If you’re going to use a coverage guided fuzzer, you want to give some thought to your corpus choice. Will your corpus be IR? Bitcode? A random seed for llvm-stress? A random buffer replacing llvm-stress’ RNG? Each has tradeoffs and will exercise different parts of the infrastructure.
It’s also worth commenting that bugpoint’s reduction strategy tends to be a very effective mutation fuzzer in practice.
Personally, I’d approach it with something like the following:
Start with a corpus of random seeds to llvm-stress + a pass identifier. Should be easy to stand up and run with any fuzz driver, make sure it works and fix the obvious problems to get a reasonable fuzz rate.
Then extend your llvm-stress seed corpus into a random buffer corpus. Extract llvm-stress into a library which consumes a string of random bytes. Have the first byte of the buffer map to pass under test and the rest of an llvm-stress input.
Once that was running successfully - extend it.
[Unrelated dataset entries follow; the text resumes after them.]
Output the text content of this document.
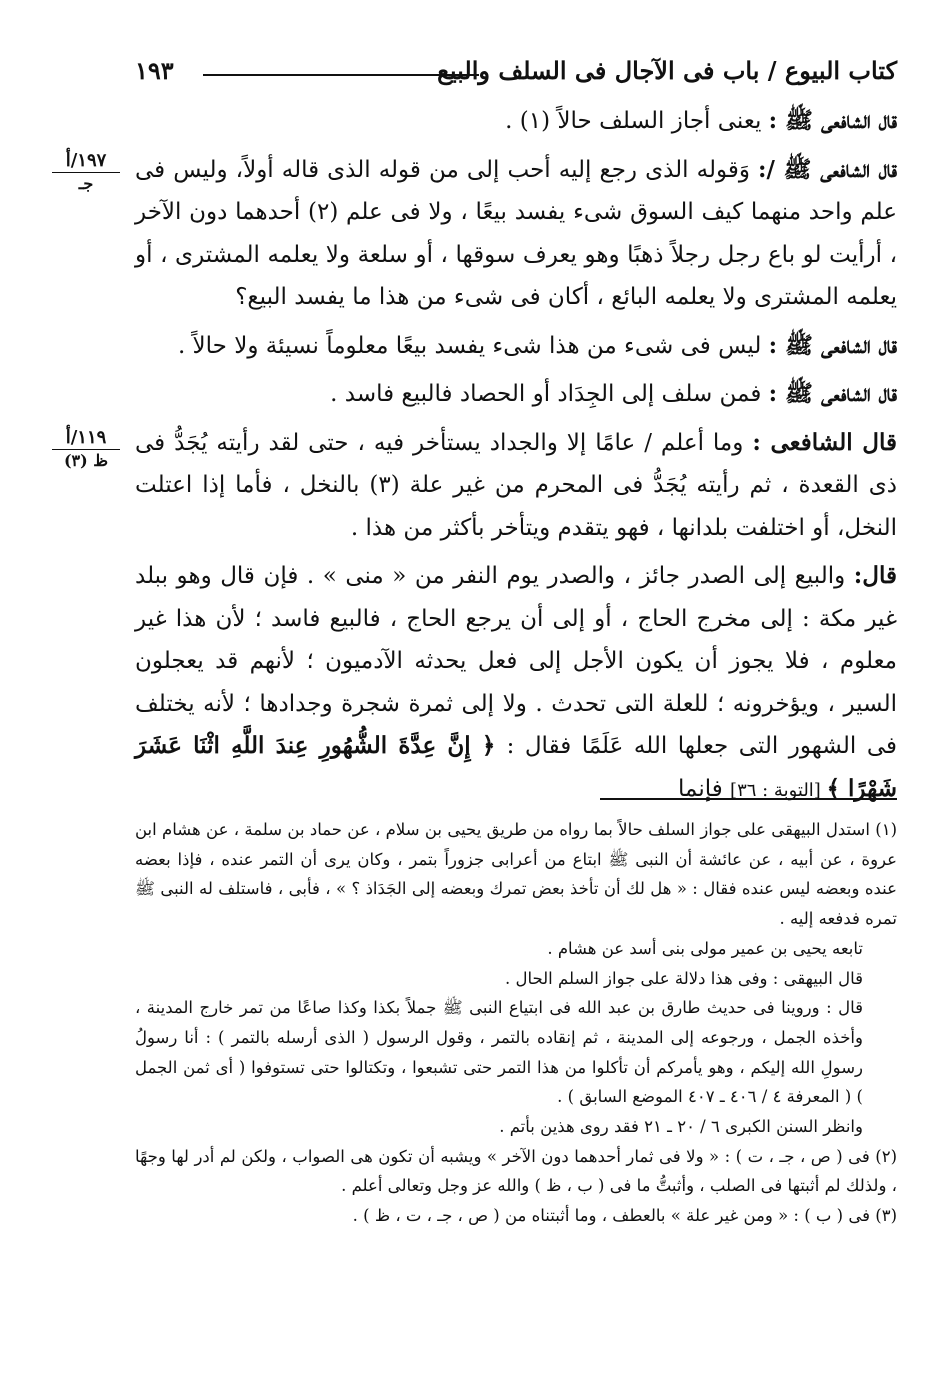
كتاب البيوع / باب فى الآجال فى السلف والبيع
١٩٣
١٩٧/أ
جـ
١١٩/أ
ظ (٣)

قال الشافعى ﷺ : يعنى أجاز السلف حالاً (١) .

قال الشافعى ﷺ /: وَقوله الذى رجع إليه أحب إلى من قوله الذى قاله أولاً، وليس فى علم واحد منهما كيف السوق شىء يفسد بيعًا ، ولا فى علم (٢) أحدهما دون الآخر ، أرأيت لو باع رجل رجلاً ذهبًا وهو يعرف سوقها ، أو سلعة ولا يعلمه المشترى ، أو يعلمه المشترى ولا يعلمه البائع ، أكان فى شىء من هذا ما يفسد البيع؟

قال الشافعى ﷺ : ليس فى شىء من هذا شىء يفسد بيعًا معلوماً نسيئة ولا حالاً .

قال الشافعى ﷺ : فمن سلف إلى الجِدَاد أو الحصاد فالبيع فاسد .

قال الشافعى : وما أعلم / عامًا إلا والجداد يستأخر فيه ، حتى لقد رأيته يُجَدُّ فى ذى القعدة ، ثم رأيته يُجَدُّ فى المحرم من غير علة (٣) بالنخل ، فأما إذا اعتلت النخل، أو اختلفت بلدانها ، فهو يتقدم ويتأخر بأكثر من هذا .

قال: والبيع إلى الصدر جائز ، والصدر يوم النفر من « منى » . فإن قال وهو ببلد غير مكة : إلى مخرج الحاج ، أو إلى أن يرجع الحاج ، فالبيع فاسد ؛ لأن هذا غير معلوم ، فلا يجوز أن يكون الأجل إلى فعل يحدثه الآدميون ؛ لأنهم قد يعجلون السير ، ويؤخرونه ؛ للعلة التى تحدث . ولا إلى ثمرة شجرة وجدادها ؛ لأنه يختلف فى الشهور التى جعلها الله عَلَمًا فقال : ﴿ إِنَّ عِدَّةَ الشُّهُورِ عِندَ اللَّهِ اثْنَا عَشَرَ شَهْرًا ﴾ [التوبة : ٣٦] فإنما

(١) استدل البيهقى على جواز السلف حالاً بما رواه من طريق يحيى بن سلام ، عن حماد بن سلمة ، عن هشام ابن عروة ، عن أبيه ، عن عائشة أن النبى ﷺ ابتاع من أعرابى جزوراً بتمر ، وكان يرى أن التمر عنده ، فإذا بعضه عنده وبعضه ليس عنده فقال : « هل لك أن تأخذ بعض تمرك وبعضه إلى الجَدَاذ ؟ » ، فأبى ، فاستلف له النبى ﷺ تمره فدفعه إليه .

تابعه يحيى بن عمير مولى بنى أسد عن هشام .

قال البيهقى : وفى هذا دلالة على جواز السلم الحال .

قال : وروينا فى حديث طارق بن عبد الله فى ابتياع النبى ﷺ جملاً بكذا وكذا صاعًا من تمر خارج المدينة ، وأخذه الجمل ، ورجوعه إلى المدينة ، ثم إنقاده بالتمر ، وقول الرسول ( الذى أرسله بالتمر ) : أنا رسولُ رسولِ الله إليكم ، وهو يأمركم أن تأكلوا من هذا التمر حتى تشبعوا ، وتكتالوا حتى تستوفوا ( أى ثمن الجمل ) ( المعرفة ٤ / ٤٠٦ ـ ٤٠٧ الموضع السابق ) .

وانظر السنن الكبرى ٦ / ٢٠ ـ ٢١ فقد روى هذين بأتم .

(٢) فى ( ص ، جـ ، ت ) : « ولا فى ثمار أحدهما دون الآخر » ويشبه أن تكون هى الصواب ، ولكن لم أدر لها وجهًا ، ولذلك لم أثبتها فى الصلب ، وأثبتُّ ما فى ( ب ، ظ ) والله عز وجل وتعالى أعلم .

(٣) فى ( ب ) : « ومن غير علة » بالعطف ، وما أثبتناه من ( ص ، جـ ، ت ، ظ ) .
There’s lots of room to improve llvm-stress’ generator.
Another extension would be to add in mutation transforms after generation but before pass of interest. (Extracting out bugpoint/llvm-bisect transforms to use for the mutation would work pretty well.) Basically, you extend your input buffer to allow a set of transform identifies following the buffer passed to llvm-stress.
The preceding is not super well thought out, just what occurred to me in the moment.
Thanks for the replies David and Philip. I am still finding my way in this area so I am starting with some background reading.
The first thing I will do is go through llvm-stress and see how it broadly works. I will then go through Philip’s bulleted list and try to follow his suggestions.